On the consumer side the go-to-market costs are pretty high. The payer employer channels are very crowded. If you say that's your GTM plan? “It’s hard,” she said.

But she’s optimistic if she sees a creative GTM strategy that shows scrappiness on the part of companies reacting to the crowdedness of the space.

“You can't just spend a lot of money on paid ads. But D2C2B has been pretty interesting. That means finding patients direct-to-consumer, and then using that as a wedge into their provider or into their health system.”

She’s even seen B2B2C2B—which quite frankly is dizzying to read—meaning that you meet the consumer at the provider point, and then using that consumer as a flywheel to acquire other providers.

“These GTM approaches can be a great way to differentiate your company,” she said.

Bonus: the most interesting AI use cases in healthcare

Before the end of the panel the moderator, Bobby Guelich asked the obligatory AI question—had anyone seen interesting applications in health care?

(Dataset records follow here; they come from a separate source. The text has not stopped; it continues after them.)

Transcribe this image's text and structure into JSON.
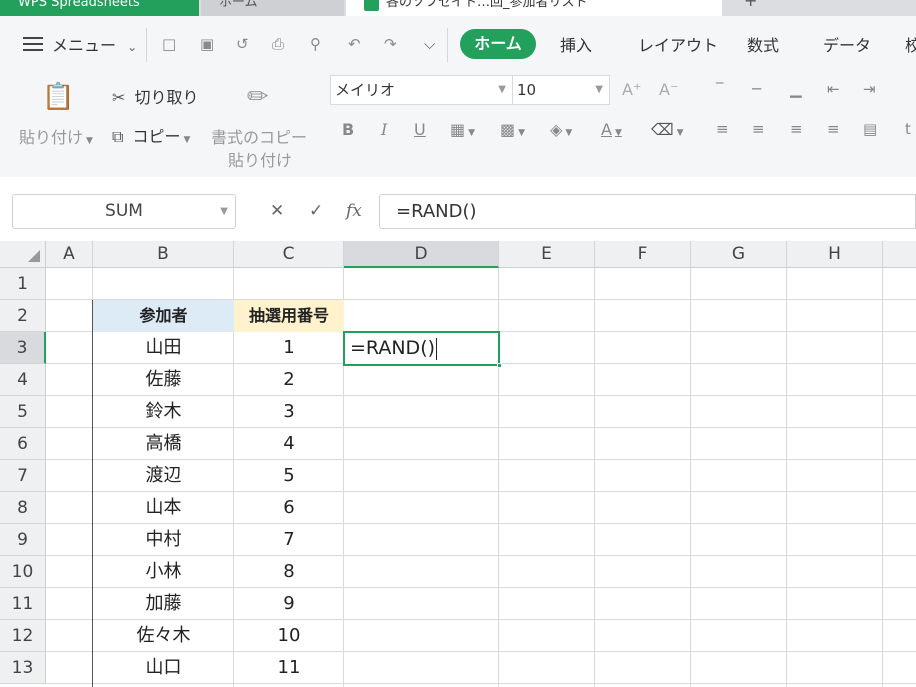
{
  "colors": {
    "accent": "#22a05c",
    "header_b_fill": "#ddebf7",
    "header_c_fill": "#fff2cc"
  },
  "tabs": {
    "app": "WPS Spreadsheets",
    "home": "ホーム",
    "document": "各のソフセイト…回_参加者リスト"
  },
  "menu": {
    "menu_label": "メニュー",
    "items": [
      "ホーム",
      "挿入",
      "レイアウト",
      "数式",
      "データ",
      "校"
    ]
  },
  "ribbon": {
    "paste": "貼り付け",
    "cut": "切り取り",
    "copy": "コピー",
    "format_painter_line1": "書式のコピー",
    "format_painter_line2": "貼り付け",
    "font_name": "メイリオ",
    "font_size": "10",
    "bold": "B",
    "italic": "I",
    "underline": "U"
  },
  "formula_bar": {
    "name_box": "SUM",
    "formula": "=RAND()"
  },
  "grid": {
    "columns": [
      "A",
      "B",
      "C",
      "D",
      "E",
      "F",
      "G",
      "H"
    ],
    "rows": [
      "1",
      "2",
      "3",
      "4",
      "5",
      "6",
      "7",
      "8",
      "9",
      "10",
      "11",
      "12",
      "13"
    ],
    "selected_column": "D",
    "selected_row": "3",
    "header_participant": "参加者",
    "header_number": "抽選用番号",
    "participants": [
      "山田",
      "佐藤",
      "鈴木",
      "高橋",
      "渡辺",
      "山本",
      "中村",
      "小林",
      "加藤",
      "佐々木",
      "山口"
    ],
    "numbers": [
      "1",
      "2",
      "3",
      "4",
      "5",
      "6",
      "7",
      "8",
      "9",
      "10",
      "11"
    ],
    "active_cell_text": "=RAND()"
  }
}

Fargnoli pointed out that while mistakes are unacceptable in areas like radiology and psychology, when it comes to administrative tasks 99.9% accuracy is actually great. And given what we know about the error-prone nature of large language models like ChatGPT, the use cases are more about making companies more effective, rather than using AI for its own sake.

Take an inherently difficult thing for humans, like analyzing a large insurance document with endless fine print and make it intelligible with AI—now that’s really useful.

And maybe before long, it’ll even be able to teach a monkey to juggle fire.